BA Management Attacks Free Speach

According to the BBC 15 members of cabin crew have been suspended by BA management for allegedly making ‘inappropriate’ comments about the company on social networking sites. BA is claiming the comments were made on a UNITE forum while UNITE themselves say the comments were made on a Facebook site not connected with the union.

This cyber witch hunt is clearly part of a wider campaign to intimidate cabin crew in the run up to the second ballot for industrial action this month. However management is also using this opportunity to clamp down even further on the workforce. Staff at BA already have their right to free speech severely curtailed. Written into every BA worker’s contract is a pledge not to bring the company into disrepute in the press. Since management decides what constitutes disrepute what this in effect means is that every member of staff must sign up to a gagging order. For this reason members of BA staff who wish to discuss their industrial dispute with the media must do so anonymously or risk disciplinary procedures. Not content with this draconian internal regime management are now looking to extend this into the domain of social networking sites like Facebook, staff forums etc. There has been a long running battle on the BA Employment Policy Committee (the EPC is a joint management and union body where disciplinary procedures and general employment policy are discussed) between unions and management over whether comments on social networking sites can be made a formal breach of contract. Union reps have resisted management’s attempt to place further gagging orders on staff. True to form, BA management have decided to dispense with negotiations and simply imposed changes unilaterally.

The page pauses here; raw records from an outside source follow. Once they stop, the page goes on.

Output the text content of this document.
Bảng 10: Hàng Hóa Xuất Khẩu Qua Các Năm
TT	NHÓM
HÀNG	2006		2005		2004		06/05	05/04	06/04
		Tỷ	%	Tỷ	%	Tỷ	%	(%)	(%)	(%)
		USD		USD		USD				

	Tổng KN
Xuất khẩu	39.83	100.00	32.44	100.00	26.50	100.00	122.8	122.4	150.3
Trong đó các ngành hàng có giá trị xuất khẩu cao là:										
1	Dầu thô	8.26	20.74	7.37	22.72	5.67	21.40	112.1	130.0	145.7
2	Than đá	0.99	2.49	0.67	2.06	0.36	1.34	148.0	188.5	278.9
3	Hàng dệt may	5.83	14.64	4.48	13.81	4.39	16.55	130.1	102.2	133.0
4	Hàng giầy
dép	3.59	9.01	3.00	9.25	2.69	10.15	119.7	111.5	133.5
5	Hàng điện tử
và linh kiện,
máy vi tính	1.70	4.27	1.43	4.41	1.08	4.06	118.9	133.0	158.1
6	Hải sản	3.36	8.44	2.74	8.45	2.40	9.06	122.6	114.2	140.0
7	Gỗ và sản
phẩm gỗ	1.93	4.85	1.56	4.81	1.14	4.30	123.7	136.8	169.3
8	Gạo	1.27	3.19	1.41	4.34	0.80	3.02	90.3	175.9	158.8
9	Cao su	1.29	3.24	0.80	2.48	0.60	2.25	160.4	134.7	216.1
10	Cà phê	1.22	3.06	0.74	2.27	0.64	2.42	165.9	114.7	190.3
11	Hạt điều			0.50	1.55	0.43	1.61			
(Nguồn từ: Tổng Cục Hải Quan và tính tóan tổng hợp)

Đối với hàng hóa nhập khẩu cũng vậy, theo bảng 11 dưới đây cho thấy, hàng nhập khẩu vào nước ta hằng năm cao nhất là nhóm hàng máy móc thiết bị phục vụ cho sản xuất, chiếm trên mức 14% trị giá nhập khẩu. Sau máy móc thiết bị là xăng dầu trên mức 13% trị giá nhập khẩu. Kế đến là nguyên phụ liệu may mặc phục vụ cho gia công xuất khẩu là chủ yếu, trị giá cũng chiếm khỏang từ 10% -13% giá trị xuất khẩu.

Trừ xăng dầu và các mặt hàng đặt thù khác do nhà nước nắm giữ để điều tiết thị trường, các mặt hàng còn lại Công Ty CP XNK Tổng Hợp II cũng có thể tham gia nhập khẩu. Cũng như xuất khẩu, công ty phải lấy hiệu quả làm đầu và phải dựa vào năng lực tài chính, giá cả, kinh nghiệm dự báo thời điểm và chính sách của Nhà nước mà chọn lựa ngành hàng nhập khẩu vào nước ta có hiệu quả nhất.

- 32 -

This attack on the elementary right to free speech reveals a lot about the functioning of democracy in a capitalist society. Those of us living in Britain enjoy certain democratic rights that have been fought for and won over a number of years. However when those rights conflict with the money making process they can quickly come under attack from the bosses and their political shadows in the state. We have seen two blatant examples of this in the British Airways cabin crew dispute. Firstly, when the overwhelming democratic decision of over 11,000 cabin crew to strike was over-ridden by a single judge acting on a spurious technicality. Now we see 15 workers being hounded by management simply for speaking their minds.

This is not to say democratic rights are an illusion but it does mean that they are not a given. They must be fought for and defended. A UNITE spokesperson has said they will ‘vigorously defend’ their members.

A forceful collective response from all union members at British Airways is the best way to beat off this attack from a bullying management.